Why is it people will say, "Hey, today would've been Andy Rooney's 103rd birthday." As if you could feed cake to a corpse. Isn't it more important to say "Hey, today, November 4th, Andy Rooney died?" After all, you were around when he died, not when he was born, right? And which was the more emotional and painful experience? Except for Andy Rooney's mother, it would be the death date.

Ever wonder what people would say about you, oh, three years after you died? Anything at all? Maybe "Remember the bushy eyebrows?" "There are no more curmudgeons." Nevermind, they said that when Bea Arthur died, too.

Sometimes, I think about Andy Rooney in the summer, when "60 Minutes" was in re-run. Did he have nice summers? Were they nice because he knew he didn't have to complain about something every seven days? When women think about "the curse," do they feel glad they weren't Andy Rooney, who was on this weird cycle of having to moan and groan EVERY seven days for most of the year? Did it get worse for him late in life when he perhaps had to whine and grimace AND remember to slip some protective pad into his underwear?

I wonder about these things.

They say the evil that men do lives after them, and the good is oft in turds with their bones. Something like that.

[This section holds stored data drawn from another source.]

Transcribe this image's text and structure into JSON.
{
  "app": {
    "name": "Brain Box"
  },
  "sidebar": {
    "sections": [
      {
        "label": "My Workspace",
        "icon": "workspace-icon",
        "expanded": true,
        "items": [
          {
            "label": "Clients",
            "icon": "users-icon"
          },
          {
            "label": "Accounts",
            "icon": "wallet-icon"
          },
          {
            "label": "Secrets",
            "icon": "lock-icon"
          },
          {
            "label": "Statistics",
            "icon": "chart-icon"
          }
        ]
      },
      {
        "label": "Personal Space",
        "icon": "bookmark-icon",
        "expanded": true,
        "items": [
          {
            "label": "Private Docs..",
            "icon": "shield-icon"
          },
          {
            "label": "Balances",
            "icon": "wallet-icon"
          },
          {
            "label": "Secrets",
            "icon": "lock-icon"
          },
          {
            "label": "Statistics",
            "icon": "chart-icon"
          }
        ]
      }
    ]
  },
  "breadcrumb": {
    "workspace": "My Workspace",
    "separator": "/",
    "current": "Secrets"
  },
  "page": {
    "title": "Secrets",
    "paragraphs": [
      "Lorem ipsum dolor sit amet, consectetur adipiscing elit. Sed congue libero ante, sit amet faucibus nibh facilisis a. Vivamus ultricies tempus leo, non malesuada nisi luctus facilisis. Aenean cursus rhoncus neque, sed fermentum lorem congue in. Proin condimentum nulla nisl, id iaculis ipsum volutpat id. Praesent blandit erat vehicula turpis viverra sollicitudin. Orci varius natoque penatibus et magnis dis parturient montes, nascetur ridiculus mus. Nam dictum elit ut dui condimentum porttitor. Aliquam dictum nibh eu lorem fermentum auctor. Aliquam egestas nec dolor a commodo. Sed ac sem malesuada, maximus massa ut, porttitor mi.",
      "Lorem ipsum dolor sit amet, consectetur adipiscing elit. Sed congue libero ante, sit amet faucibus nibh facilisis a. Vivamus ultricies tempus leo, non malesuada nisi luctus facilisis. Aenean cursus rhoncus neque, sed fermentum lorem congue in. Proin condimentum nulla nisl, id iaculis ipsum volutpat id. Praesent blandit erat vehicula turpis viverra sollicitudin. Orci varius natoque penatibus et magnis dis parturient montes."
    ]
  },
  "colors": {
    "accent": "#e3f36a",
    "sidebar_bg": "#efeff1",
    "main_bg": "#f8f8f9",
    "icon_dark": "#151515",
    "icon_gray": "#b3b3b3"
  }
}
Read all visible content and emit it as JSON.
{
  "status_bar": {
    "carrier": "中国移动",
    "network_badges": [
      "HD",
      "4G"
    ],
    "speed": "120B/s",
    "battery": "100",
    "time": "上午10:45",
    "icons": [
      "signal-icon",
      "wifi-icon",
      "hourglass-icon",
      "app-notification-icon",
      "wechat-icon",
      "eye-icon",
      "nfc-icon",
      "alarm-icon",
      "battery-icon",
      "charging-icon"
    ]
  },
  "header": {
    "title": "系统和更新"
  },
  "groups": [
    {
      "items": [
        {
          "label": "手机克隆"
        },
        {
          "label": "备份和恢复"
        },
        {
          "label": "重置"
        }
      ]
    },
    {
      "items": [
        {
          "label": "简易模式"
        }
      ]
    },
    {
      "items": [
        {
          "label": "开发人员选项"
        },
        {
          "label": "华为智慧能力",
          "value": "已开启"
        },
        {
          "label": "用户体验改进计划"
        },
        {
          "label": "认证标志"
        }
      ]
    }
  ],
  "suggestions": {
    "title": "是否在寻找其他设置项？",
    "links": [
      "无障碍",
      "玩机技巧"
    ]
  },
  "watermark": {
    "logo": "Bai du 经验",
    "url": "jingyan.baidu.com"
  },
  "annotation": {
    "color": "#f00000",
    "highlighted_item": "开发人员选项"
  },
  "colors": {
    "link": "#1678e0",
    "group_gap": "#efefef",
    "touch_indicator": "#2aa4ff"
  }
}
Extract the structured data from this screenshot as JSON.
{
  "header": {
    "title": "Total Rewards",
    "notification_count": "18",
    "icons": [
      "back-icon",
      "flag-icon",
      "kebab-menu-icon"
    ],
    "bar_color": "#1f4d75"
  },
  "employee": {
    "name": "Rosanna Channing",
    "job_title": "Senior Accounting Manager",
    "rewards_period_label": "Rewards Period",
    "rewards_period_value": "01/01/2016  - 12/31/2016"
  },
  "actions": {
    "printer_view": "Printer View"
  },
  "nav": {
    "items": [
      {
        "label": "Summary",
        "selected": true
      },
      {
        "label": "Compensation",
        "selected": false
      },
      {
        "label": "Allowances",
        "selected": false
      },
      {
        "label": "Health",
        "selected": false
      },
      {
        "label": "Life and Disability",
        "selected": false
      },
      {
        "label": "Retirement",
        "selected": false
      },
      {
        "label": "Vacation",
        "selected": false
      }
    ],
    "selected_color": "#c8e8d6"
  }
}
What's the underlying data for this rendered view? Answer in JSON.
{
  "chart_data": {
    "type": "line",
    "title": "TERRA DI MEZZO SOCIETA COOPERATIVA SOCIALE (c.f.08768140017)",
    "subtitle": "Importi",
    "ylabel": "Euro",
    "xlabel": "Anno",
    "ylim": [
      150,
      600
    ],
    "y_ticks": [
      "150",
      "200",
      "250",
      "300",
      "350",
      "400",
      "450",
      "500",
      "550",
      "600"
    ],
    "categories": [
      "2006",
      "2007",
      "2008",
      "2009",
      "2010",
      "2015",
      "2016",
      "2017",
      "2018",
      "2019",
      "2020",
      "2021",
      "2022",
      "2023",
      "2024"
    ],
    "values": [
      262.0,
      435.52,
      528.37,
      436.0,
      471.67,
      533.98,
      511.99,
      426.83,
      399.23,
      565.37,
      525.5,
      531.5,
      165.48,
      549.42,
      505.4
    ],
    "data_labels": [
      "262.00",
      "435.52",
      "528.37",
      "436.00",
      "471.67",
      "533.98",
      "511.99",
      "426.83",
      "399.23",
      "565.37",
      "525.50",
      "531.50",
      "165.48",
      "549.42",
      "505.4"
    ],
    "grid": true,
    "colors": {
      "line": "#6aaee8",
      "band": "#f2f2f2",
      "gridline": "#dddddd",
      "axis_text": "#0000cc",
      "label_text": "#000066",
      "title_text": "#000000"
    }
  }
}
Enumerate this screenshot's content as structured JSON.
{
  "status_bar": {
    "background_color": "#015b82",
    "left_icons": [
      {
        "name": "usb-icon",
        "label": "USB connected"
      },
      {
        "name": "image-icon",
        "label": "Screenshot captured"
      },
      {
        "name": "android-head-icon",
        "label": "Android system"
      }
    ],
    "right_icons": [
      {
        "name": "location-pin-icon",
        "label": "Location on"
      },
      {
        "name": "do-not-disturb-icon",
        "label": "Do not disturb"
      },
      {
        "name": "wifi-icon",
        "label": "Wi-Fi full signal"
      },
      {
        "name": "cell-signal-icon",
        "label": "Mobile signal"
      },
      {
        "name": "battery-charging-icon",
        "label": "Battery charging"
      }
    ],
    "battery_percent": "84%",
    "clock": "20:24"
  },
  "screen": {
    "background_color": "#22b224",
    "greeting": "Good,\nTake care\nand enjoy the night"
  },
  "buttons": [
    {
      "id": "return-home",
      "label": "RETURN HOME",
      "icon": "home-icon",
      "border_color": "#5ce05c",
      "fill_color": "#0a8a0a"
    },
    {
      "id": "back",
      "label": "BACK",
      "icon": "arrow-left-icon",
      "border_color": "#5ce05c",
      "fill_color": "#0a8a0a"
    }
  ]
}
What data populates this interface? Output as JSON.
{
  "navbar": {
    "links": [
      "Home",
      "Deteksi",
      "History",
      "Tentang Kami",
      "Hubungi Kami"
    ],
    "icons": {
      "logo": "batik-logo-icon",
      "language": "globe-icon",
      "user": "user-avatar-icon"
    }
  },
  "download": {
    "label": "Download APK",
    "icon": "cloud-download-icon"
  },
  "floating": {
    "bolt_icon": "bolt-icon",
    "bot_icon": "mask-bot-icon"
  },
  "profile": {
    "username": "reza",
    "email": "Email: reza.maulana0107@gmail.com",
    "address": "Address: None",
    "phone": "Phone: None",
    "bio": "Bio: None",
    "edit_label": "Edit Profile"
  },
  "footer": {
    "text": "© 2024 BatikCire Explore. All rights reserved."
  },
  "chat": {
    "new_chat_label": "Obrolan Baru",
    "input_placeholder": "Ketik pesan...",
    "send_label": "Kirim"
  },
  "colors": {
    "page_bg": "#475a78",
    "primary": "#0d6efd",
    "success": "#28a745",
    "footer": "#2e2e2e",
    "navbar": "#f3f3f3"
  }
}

Can anyone remember a good Andy Rooney line? If they can, does that mean it's evil, because it lived after him?

After November 4th, 2011, why didn't they just call the show "58 minutes," and leave the last two minute for a blank screen as a tribute? Sort of like a moment of silence? Would that be asking too much? I mean, aren't we sick of that tick-tick-tick noise throughout the show?

I wonder how many people still have a sense of wonder.

Andy Rooney made you wonder. First, he made you wonder how he got that job. Second, he made you more "aware" of things. You became aware of how easily most anything could get on your nerves. Especially him. Did you notice that? I did.

I share Andy Rooney's sense of wonder most every day. I question everything. Would it be in poor taste to raise money for Oscar Pistorious on Kickstarter? Does "election day" provoke a lot of Viagra jokes in Chinatown? Shouldn't they wipe the soundtrack to DVDs of "silent" movies? Why did I get a free flu shot yesterday via Obamacare when my name isn't Obama? Can you easily do this too, just come up with whimsical, annoying, deliberately querelous misconceptions on most anything and everything you see and hear?

I wonder about these things, on the day Andy Rooney died, November 4th. Do you?